They ended up at some playground with a lemon gelato each and frozen hands. Ryan walked with exaggerated caution on a chest-high brick wall that bordered a path and Brendon went on the swing, kicked his legs up high and then jumped off, arms spread wide for an impressive landing. They had a minor scuffle trying to get up to the top of the slippery-dip first, and just as Ryan reached the top and crowed Brendon withdrew some hidden agility and swung himself around the side and half onto Ryan’s lap, sending them both bumping down the slide screeching. Brendon slid right off, no thanks to Ryan’s flailing legs, and onto the bark chips, and Ryan blinked down at him, and offered a hand to help him up.

Then they went into the city center for dinner and walked along the streets with falafel rolls, ducking into music stores and debating the merits of various albums. Ryan lingered in the country music section of one for longer than Brendon had expected, and ended up buying some album with a picture of hay bales on the front and some girl on the back of a truck looking mournful.

“Country, Ross?” Brendon asked, mouth twitching. “Really?”

Ryan shrugged and said, “This was one of my dad’s favourite albums.”

The past tense didn’t escape Brendon, but Ryan’s face was guarded and Brendon didn’t say anything, just stepped closer and let their shoulders bump when they walked. He was surprised and vaguely disappointed when he realized it was nearly seven and he had to go meet Cash; Ryan shrugged, said he had to meet his publisher soon, anyway.

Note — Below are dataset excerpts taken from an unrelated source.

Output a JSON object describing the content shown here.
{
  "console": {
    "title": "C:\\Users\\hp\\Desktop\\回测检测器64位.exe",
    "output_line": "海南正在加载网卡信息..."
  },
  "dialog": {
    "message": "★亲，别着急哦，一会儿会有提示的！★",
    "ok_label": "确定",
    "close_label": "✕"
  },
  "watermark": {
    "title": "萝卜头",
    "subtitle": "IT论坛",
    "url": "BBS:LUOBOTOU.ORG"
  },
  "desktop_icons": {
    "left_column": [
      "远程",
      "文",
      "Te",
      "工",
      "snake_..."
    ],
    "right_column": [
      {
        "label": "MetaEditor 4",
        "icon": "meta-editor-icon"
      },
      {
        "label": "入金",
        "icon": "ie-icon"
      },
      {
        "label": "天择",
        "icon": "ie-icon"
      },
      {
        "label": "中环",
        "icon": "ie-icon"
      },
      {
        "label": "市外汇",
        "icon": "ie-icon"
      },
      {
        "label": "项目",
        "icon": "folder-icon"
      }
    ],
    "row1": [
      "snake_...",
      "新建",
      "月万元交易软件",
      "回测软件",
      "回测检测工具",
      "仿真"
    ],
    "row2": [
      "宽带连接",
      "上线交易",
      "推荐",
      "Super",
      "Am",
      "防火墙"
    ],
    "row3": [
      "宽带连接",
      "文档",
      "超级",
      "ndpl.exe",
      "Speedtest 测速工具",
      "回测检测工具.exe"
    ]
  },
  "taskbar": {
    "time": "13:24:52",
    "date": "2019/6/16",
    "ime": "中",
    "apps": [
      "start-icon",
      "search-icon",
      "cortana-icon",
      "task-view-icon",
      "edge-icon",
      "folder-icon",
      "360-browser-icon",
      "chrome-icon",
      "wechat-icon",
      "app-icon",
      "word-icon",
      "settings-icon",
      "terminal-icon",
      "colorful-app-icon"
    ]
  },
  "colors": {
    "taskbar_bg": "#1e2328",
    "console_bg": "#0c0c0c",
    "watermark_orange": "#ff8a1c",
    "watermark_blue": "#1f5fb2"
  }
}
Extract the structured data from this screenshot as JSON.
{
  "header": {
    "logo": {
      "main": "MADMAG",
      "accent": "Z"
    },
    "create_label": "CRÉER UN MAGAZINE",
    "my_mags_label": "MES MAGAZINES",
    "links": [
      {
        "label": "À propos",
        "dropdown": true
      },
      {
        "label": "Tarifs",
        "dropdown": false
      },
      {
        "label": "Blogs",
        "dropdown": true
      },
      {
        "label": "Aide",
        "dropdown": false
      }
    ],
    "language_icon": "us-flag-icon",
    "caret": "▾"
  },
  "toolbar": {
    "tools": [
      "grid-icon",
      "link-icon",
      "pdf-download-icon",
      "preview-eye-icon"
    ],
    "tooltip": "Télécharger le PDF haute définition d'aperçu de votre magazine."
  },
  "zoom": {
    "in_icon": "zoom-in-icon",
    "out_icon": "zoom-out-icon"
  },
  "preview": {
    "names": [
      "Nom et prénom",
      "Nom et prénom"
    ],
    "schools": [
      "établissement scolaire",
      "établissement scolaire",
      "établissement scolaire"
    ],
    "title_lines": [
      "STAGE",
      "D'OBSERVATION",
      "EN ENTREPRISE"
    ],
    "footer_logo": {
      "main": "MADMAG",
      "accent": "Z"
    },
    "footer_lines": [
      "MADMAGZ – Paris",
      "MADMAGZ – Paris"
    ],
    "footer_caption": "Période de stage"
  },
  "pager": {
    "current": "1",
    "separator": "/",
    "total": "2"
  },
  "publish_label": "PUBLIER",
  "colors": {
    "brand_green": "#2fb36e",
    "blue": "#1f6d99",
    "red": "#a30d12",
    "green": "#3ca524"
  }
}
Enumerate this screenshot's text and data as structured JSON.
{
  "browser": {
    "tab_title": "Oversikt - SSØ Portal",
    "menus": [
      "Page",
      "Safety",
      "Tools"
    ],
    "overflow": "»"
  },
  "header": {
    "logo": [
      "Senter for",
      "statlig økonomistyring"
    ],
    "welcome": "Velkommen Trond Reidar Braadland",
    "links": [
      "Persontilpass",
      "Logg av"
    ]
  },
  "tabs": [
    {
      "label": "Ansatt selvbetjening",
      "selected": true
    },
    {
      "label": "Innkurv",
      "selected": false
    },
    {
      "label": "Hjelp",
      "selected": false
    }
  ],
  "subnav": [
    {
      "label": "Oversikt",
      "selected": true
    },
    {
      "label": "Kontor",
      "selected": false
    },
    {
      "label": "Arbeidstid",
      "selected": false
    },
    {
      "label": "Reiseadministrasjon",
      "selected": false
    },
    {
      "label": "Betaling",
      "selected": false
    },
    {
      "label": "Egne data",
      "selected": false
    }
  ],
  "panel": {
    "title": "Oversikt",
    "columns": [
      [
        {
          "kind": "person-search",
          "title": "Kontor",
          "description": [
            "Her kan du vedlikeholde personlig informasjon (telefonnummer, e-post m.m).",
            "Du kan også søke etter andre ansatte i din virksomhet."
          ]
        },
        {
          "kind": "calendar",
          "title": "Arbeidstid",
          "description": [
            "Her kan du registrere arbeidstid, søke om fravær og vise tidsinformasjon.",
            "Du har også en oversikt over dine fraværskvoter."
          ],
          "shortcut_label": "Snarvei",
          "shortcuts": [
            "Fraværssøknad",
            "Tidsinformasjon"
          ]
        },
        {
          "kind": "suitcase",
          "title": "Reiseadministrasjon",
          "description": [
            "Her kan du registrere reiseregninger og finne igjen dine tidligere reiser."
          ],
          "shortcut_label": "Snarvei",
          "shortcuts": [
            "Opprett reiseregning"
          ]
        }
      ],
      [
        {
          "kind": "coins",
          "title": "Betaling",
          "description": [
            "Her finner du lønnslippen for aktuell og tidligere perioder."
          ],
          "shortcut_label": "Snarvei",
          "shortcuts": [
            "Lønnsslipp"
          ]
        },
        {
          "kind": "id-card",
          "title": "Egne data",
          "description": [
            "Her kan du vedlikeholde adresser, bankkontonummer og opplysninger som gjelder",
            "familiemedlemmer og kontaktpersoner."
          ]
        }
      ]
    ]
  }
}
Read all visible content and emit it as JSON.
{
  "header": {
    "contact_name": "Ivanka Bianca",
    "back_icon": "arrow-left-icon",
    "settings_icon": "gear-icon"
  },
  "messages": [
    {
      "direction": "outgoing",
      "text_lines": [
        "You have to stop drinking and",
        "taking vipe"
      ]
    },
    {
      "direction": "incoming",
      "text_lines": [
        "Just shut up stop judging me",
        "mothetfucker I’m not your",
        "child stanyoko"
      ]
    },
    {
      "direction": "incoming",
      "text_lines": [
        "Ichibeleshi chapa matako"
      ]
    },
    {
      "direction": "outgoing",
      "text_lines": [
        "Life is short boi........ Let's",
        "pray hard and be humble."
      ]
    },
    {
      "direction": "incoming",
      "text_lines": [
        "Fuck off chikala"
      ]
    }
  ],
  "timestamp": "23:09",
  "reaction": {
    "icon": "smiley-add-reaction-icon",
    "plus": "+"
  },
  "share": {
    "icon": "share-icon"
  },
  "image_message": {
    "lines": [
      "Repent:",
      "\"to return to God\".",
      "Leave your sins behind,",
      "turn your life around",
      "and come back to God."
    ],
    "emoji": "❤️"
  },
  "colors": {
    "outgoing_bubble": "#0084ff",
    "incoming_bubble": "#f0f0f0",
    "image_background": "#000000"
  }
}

There was a strange moment when they both had their hands in their pockets and grinned stupidly at each other as they said goodbye, and Brendon was unsure of himself for a moment before he thought _fuck it_ and launched himself forward, pulled Ryan into a hug. Ryan didn’t mind, anyway, just hugged him back easily, humming some old song under his breath.

*

The band was pretty good, although the lyrics made Brendon cringe a little. About halfway through the set he worked his way out of the crowd and went to go get a drink at the bar, because if he wasn’t too caught up in the feel of the mosh he liked to watch a band actually perform, and it was easier to do that if you had a bit of distance. The drummer was actually really good, with fast, tight rhythms, and Brendon tapped his fingers on his knee in accompaniment.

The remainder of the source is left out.